El pacto es la equidad
La pandemia transformó el rol que Duque debe jugar: de promotor del crecimiento a protector frente al hundimiento de empleos y de empresas.
Conforme pasan los días en medio de la pandemia del coronavirus, quedan claros varios aspectos sobre la economía colombiana en este año.
El primero es que transitamos hacia una contracción no vista desde hace 20 años: el Fondo Monetario y otras entidades la estiman en 2,4 por ciento. El ministro de Hacienda, Alberto Carrasquilla, alertó hace unos días que este segundo trimestre sería “el peor de nuestra historia”.
En segundo lugar, los impactos económicos de las medidas sanitarias y de aislamiento social ya están poniendo en riesgo ingresos, empleos y empresas. Esta semana Colombia cumple un mes en cuarentena y el Gobierno Nacional ya está anunciando una siguiente fase de confinamiento en la que se prenderán “inteligentemente” algunos sectores como la construcción.
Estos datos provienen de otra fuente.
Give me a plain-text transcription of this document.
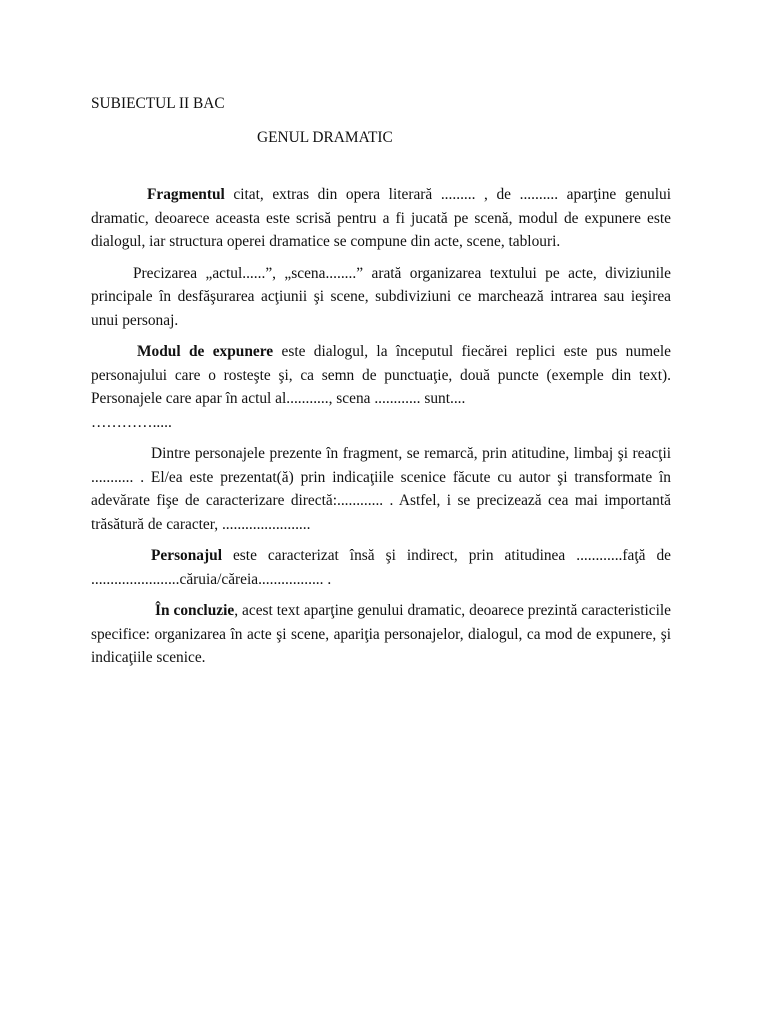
SUBIECTUL II BAC

GENUL DRAMATIC

Fragmentul citat, extras din opera literară ......... , de .......... aparţine genului dramatic, deoarece aceasta este scrisă pentru a fi jucată pe scenă, modul de expunere este dialogul, iar structura operei dramatice se compune din acte, scene, tablouri.

Precizarea „actul......”, „scena........” arată organizarea textului pe acte, diviziunile principale în desfăşurarea acţiunii şi scene, subdiviziuni ce marchează intrarea sau ieşirea unui personaj.

Modul de expunere este dialogul, la începutul fiecărei replici este pus numele personajului care o rosteşte şi, ca semn de punctuaţie, două puncte (exemple din text). Personajele care apar în actul al..........., scena ............ sunt....
………….....

Dintre personajele prezente în fragment, se remarcă, prin atitudine, limbaj şi reacţii ........... . El/ea este prezentat(ă) prin indicaţiile scenice făcute cu autor şi transformate în adevărate fişe de caracterizare directă:............ . Astfel, i se precizează cea mai importantă trăsătură de caracter, .......................

Personajul este caracterizat însă şi indirect, prin atitudinea ............faţă de .......................căruia/căreia................. .

În concluzie, acest text aparţine genului dramatic, deoarece prezintă caracteristicile specifice: organizarea în acte şi scene, apariţia personajelor, dialogul, ca mod de expunere, şi indicaţiile scenice.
No obstante, los costos continuarán para muchos sectores y actividades.
Un tercer aspecto se relaciona con la forma cómo la crisis de la covid-19 ha exacerbado las previamente existentes desigualdades e inequidades que caracterizaban nuestra estructura económica y social.
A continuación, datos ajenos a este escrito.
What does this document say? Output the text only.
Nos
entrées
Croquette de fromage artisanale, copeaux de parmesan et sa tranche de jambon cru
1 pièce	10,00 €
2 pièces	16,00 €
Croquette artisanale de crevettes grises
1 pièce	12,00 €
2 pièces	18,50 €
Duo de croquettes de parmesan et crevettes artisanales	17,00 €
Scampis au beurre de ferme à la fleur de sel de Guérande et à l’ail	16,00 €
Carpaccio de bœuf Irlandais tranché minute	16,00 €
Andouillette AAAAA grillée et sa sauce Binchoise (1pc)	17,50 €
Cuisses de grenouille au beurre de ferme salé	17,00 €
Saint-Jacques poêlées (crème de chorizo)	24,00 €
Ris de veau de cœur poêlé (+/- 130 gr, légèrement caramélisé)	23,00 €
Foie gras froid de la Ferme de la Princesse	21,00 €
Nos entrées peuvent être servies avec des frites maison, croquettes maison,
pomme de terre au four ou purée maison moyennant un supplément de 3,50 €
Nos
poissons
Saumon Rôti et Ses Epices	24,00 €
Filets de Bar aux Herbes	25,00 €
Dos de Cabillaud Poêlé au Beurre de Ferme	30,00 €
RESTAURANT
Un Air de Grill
La informalidad laboral, el déficit habitacional, la desigual distribución geográfica de los bienes y servicios esenciales, el inequitativo acceso a la conectividad digital, el privilegio del teletrabajo y del tele estudio para unas minorías, la disparada de la violencia intrafamiliar y la fragilidad de pequeñas y microempresas son solo algunos de los fenómenos masivos que reflejan la cara más brutal de nuestra desigualdad histórica.
Si bien hay mucha incertidumbre sobre la duración de la crisis, y por ende la magnitud del impacto total, muchos pronósticos muestran optimismo sobre una rápida recuperación en 2021. A pesar de lo anterior, los golpes que la pandemia ha infligido a la economía y a la sociedad en solo tres meses tanto en Colombia como en el mundo, han desatado múltiples reflexiones sobre los cambios que deberían adoptarse a partir de estos eventos históricos que todos estamos viviendo.
Una de estas reflexiones debería contemplar la dirección económica del actual gobierno. El presidente Iván Duque, desde su discurso de posesión, identificó la reactivación económica, es decir el regreso a una senda de mayor crecimiento del PIB, como su principal meta.
Ese dinamismo de la economía, vía incentivos tributarios a las empresas y otras políticas de emprendimiento, sostendría las inversiones gubernamentales del plan nacional de desarrollo, “Pacto por la Equidad”.
Los primeros 18 meses de la administración Duque tuvieron unos resultados más tangibles en materia de crecimiento. Colombia crecía mientras la región se estancaba jalada por la inversión y el consumo- que en equidad- el ritmo de la reducción de la pobreza se redujo y el desempleo subió.
La pandemia del coronavirus ha tirado por la borda planes, prioridades, metas y estimaciones que el Gobierno tenía para el resto del cuatrienio. Aún si la crisis acabara en poco tiempo, las decisiones sociales y económicas que hoy está tomando la Casa de Nariño marcarán su legado.
Esto implica que la lucha contra la covid-19 ha transformado el rol que el presidente Duque debe jugar: de promotor del crecimiento a protector frente al hundimiento. Es decir, el primer mandatario enfrenta el reto de retornar a su doctrina original: la del “Pacto por la Equidad”.
Lo anterior significa que, más que el PIB, la inversión y demás indicadores, la gestión económica del actual gobierno se medirá por indicadores sociales como el desempleo, la pobreza, la supervivencia de las empresas, en especial, las pequeñas y medianas.
Para lograr esto Duque debe garantizar que todo el esfuerzo de liquidez y de ayudas monetarias llegue efectivamente a quienes lo necesitan para evitar que se hundan más.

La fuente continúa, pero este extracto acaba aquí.